Using Geotechnical Sensors to Measure and Analyze Lateral Pressure of Concrete on Vertical Formwork: Field and Laboratory Experiments
摘要
This study investigates the distribution of lateral pressure exerted by fresh concrete on vertical formwork using geotechnical instrumentation. Existing specifications provide a variety of predictive formulas for lateral pressure of concrete. However, the previous studies found that indirect pressure measuring instruments used in the experiments on which the existing specifications are based are not well suited for fresh concrete. In its early stages, concrete behaves as a water-saturated granular material, similar to soil. In view of this, a geotechnical approach was adopted here, using a Null gauge, which is a direct measuring device capable of accurately capturing fresh concrete pressure. A laboratory experiment and four field experiments were conducted. The laboratory experiment was performed on a 2.3-m-high column with a cross-section of 0.3 × 0.3 m, using Null gauges to measure lateral pressure. The field experiments, conducted on an active construction site, were performed on a wall 4.8 m high and 0.35 m thick, using both Null gauges and conventional tension gauges. Although comparisons with existing models and conventional measurement instrumentation revealed general agreement with respect to upper-form pressure values, maximum measured pressures were consistently lower, and their peak formation heights were reduced compared to standard predictions.

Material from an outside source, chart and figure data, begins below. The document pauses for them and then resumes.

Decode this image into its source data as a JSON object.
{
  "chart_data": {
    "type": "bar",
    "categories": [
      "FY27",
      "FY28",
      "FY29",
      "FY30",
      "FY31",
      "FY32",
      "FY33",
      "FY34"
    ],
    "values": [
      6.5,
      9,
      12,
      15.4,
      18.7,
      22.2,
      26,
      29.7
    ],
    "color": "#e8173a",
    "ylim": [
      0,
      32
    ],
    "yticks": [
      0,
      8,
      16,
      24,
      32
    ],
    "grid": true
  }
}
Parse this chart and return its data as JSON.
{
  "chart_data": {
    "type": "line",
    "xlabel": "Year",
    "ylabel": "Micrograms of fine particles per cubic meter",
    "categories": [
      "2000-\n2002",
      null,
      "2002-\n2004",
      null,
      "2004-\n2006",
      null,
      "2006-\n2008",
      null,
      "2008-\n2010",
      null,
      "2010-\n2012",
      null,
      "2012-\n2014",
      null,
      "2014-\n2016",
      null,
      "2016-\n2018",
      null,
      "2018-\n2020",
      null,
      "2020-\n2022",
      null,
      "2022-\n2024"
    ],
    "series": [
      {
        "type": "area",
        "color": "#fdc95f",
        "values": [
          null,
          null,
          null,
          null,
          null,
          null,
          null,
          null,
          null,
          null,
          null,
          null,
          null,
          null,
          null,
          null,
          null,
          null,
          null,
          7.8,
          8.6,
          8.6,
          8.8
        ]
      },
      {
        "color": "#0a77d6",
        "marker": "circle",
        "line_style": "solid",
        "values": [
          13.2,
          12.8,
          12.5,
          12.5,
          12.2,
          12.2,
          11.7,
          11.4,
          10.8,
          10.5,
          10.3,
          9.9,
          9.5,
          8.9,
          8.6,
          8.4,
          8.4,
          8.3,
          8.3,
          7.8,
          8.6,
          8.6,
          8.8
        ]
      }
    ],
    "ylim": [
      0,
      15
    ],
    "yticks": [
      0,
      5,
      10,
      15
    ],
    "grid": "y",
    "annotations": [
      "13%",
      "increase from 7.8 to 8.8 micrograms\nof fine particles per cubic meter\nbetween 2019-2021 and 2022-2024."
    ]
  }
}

The results also highlighted the substantial influence of vibration, particularly at greater depths within the formwork, underscoring the need for precise vibration control to mitigate excessive pressure buildup. Thus, by facilitating a more accurate analysis of concrete behavior and hardening, the Null gauges proved to have a clear advantage over conventional tension gauges for measuring pressure exerted by granular and thixotropic materials such as fresh concrete.